If DATA_PRODUCT was loaded from Entropy Data in Step 1, do this before invoking entropy-data-sync so its audit sees the artifacts as already present (no template-generated stubs that would clobber the draft):
- Write the fetched ODPS to
<DATA_PRODUCT_ID>.odps.yaml(the same YAML the CLI returned — do not regenerate from the template). - For each output port in the draft that references a contract id, fetch and save it:
entropy-data datacontracts get <contract-id> -o yaml > models/output_ports/v<N>/<contract-id>.odcs.yaml(defaultv1if the output port does not declare a version). - If any of these fetches fail (404, network error), surface the error and continue — entropy-data-sync will create stubs from templates for whatever is missing.
The integration skill will run its own audit. For a brand-new product, every artifact is missing and created; for a draft-loaded product, ODPS and ODCS show as already present and sync just fills in OpenLineage, the workflow, and the model-layout placeholders.
Step 6 — Final report
After both skills have run, end with this two-part recap. Use the same Status enum the other skills use: created, updated, already present, deferred, skipped.
Part 1 — outcome table. State the mode at the top of the recap — one of Mode: new product or Mode: bootstrapped from existing draft <DATA_PRODUCT_ID>.

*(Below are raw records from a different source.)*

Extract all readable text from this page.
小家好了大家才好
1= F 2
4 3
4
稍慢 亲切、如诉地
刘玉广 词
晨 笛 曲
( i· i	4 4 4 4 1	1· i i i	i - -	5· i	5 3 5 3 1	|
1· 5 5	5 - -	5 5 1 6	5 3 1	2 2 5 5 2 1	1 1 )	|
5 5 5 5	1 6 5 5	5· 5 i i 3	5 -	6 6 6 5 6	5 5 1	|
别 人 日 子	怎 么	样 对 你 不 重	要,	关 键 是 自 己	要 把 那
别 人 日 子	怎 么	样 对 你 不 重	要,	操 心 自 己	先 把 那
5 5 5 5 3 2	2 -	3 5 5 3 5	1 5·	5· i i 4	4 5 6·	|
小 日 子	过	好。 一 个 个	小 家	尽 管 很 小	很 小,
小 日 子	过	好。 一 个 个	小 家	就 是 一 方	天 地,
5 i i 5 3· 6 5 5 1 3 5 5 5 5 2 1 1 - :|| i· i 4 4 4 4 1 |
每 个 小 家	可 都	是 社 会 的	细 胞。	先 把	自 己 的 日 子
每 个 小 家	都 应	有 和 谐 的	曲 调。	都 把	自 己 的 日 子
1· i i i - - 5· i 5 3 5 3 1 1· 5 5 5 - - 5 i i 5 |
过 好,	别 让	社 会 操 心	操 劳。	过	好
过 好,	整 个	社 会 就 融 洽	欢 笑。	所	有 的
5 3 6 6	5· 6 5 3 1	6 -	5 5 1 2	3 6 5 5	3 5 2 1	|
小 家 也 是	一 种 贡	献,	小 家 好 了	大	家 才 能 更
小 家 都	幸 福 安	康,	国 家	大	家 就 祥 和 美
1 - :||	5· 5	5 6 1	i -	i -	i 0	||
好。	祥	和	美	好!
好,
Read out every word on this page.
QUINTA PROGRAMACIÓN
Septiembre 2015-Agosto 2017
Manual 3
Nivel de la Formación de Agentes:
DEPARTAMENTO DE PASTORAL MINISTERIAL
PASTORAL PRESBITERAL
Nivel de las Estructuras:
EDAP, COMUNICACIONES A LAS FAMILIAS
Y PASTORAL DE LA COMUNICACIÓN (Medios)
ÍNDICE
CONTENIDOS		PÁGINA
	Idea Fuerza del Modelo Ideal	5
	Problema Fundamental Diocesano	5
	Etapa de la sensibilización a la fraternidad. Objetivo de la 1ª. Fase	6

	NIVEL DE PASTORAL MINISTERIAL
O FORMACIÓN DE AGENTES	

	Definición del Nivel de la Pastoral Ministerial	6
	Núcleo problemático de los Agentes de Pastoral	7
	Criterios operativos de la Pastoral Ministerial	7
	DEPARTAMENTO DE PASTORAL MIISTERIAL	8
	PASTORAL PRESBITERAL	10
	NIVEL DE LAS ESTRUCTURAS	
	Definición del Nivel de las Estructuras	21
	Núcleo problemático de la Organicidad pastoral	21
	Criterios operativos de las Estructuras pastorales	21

| Artifact | Status | Details |
|---|---|---|
dbt_project.yml |
… | adapter = <DBT_ADAPTER>, models block configured |
profiles.yml.example |
… | platform = <PLATFORM> |
README.md |
… | new or merged into existing |
.gitignore |
… | new or merged into existing |
| Model layout | … | models/{input_ports,staging,intermediate,output_ports/v1}/ + _models.yml placeholders |
| Empty dbt dirs | … | analyses/, macros/, seeds/, snapshots/, tests/ |
<DATA_PRODUCT_ID>.odps.yaml (from draft) |
… | only when bootstrapped from existing draft: created (fetched) or skipped (fetch failed) |
| Output-port ODCS files (from draft) | … | only when bootstrapped from existing draft: <N> file(s) under models/output_ports/v<N>/, or skipped if no contracts were linked |
~/.dbt/profiles.yml (local) |
deferred |
one of: missing, exists – merge required, or collision: <DBT_PROJECT_NAME> already defined |
entropy-data-sync handoff |
… | "ran" / "skipped" — see sync's own report for ODPS/ODCS/OpenLineage/workflow rows |
Part 2 — next steps. Bullet list, include only what applies:
uv venv && source .venv/bin/activate && uv pip install dbt-core <DBT_ADAPTER> openlineage-dbt datacontract-cli entropy-data- Wire up
~/.dbt/profiles.yml(pick the bullet that matches the Step 4 check):- missing →
cp profiles.yml.example ~/.dbt/profiles.yml, then fill in credentials. - exists, no collision → append the
<DBT_PROJECT_NAME>:block fromprofiles.yml.exampleto~/.dbt/profiles.yml, then fill in credentials. - exists, collision →
<DBT_PROJECT_NAME>:is already defined in~/.dbt/profiles.yml. Reconcile manually: rename this project, replace the existing block, or confirm it already points at the right warehouse.
- missing →
git init && git add . && git commit -m "Initial commit"(if the directory is not already a git repo).- Create a GitHub repo and push; set the secrets called out by the sync skill (
ENTROPY_DATA_API_KEY, platform creds). - Fill in the data contract schema in
models/output_ports/v1/<CONTRACT_FILE>. - Any deferred items surfaced by the sync skill's report (e.g. git connections to register after first CI publish).
If there is nothing in Part 2, write a single line: No further action required.
Constraints
- Do not run
dbt init— it generates an example layout that does not match the Entropy Data conventions. Use the templates here. - Do not commit secrets.
profiles.ymlis in.gitignore; onlyprofiles.yml.exampleis checked in. - Do not invent credentials. Every secret in
profiles.yml.exampleshould be a<fill in>placeholder. - Idempotent on greenfield only. If
dbt_project.ymlexists, route the user toentropy-data-sync; do not overwrite. - Do not run
git init,git commit, or any push — surface those as next steps for the user instead.